I just finished listening to a fiction book, What Are You Going Through, by Sigrid Nunez (2020). It is literary fiction.

It's about a woman who stands by a friend with a terminal illness, some kind of never-identified cancer. The woman wants to commit suicide in order to have a beautiful death. Or a better death, at any rate.

She doesn't want to suffer.

I wish a good death upon everyone. You know, the kind where you fall asleep in a chair, your favorite TV show on or a book in your hand, and you just never wake up.

But we don't have those kinds of deaths. We have long lingering deaths that can take years, sometimes.

They are not fun. I watched that with my mother when she had pancreatic cancer. She never once, to my knowledge, thought of euthanasia as an out.

But I had a friend who was diagnosed with a terminal illness who did think of it.

We had a long talk about it one day over lunch, about six months after her diagnosis. She wasn't going for any long-term treatments, no organ transplants, she told me. And she wanted to go when she wanted to go.

She'd already contacted an organization in England that assisted people who were terminal and wanted to die, she said. She had the information in hand. This was how she wanted to go.

Her husband was against it, she said. But this was her plan. Someone would need to help her, she thought. She didn't know who that might be, but she hoped to convince him it was the right thing to do.

She did not ask me to help her. I did not volunteer, but I would have helped her. Even if it had meant I went to jail, I would have been there for her if that had been her wish. In the book, the narrator was there for her friend until the end. The author portrayed an evocative and eloquent rendering of friendship and what, if anything, we owe to one another.

My friend and I never discussed this subject again, and as her life dwindled down from a five-year span to months, I realized that she wasn't going to go through with it.
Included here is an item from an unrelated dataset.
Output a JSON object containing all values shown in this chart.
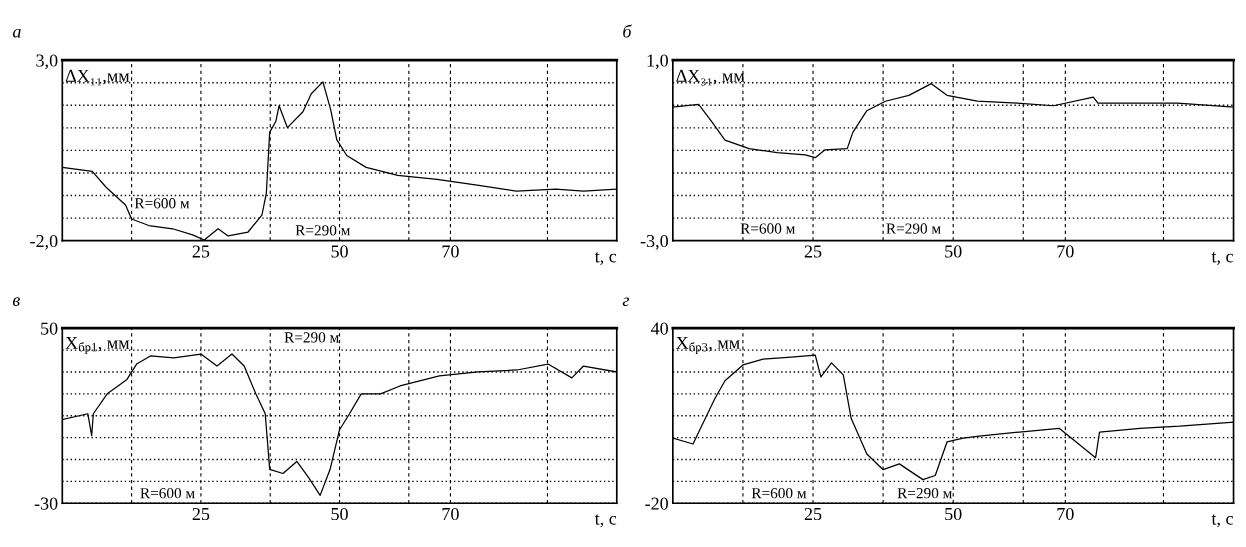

She was going to go the way she had said she didn't want to go, with hospice hovering about, and her loved ones telling her goodbye, her body growing thinner and weaker. One day she wrote me that the only way she could communicate with me was via text. Emails were too hard to write. She couldn't talk on the phone. 

She would die in her own home when life finally left her.

But it would not be by her own hand.

I was surprised, really, that she didn't go through with her initial plan. She was always so forthright, so quick to do what she wanted, and her control of herself and her thoughts were almost superhuman. 

This book brought all of that back to me, how my friend and I had discussed this in depth, in earnest. How I had thought until the last months of her life that she would, at some point, die by her own hand.

The will to live is a strong pull, stronger even, than the will to die a beautiful death. I remember watching my mother's fight to live. My friend's fight to live was no less devastating, but not quite so tortuous to me because she was, after all, a friend I loved, not my mother.

The book portrayed the narrator not as a hero, but as a kind, reflective woman who wanted what was best for her friend. But she also found the whole situation disturbing, and at the end, she wondered, what exactly is the meaning of life?

I see this valiant will to live in the longevity of many folks around me, people who are still going strong in their 90s. What have they found to live for, I wonder? What keeps them going? The desire to see great grandchildren? The need to prove something?

What, actually, keeps me going? Love for my husband? My need to take care of him, to see to him, and ensure that he's happy, or at least as happy as he can be? 

I'm not really sure I know. Does anyone really know what they are living for, until those words from the doctor tell them their time is nearly gone?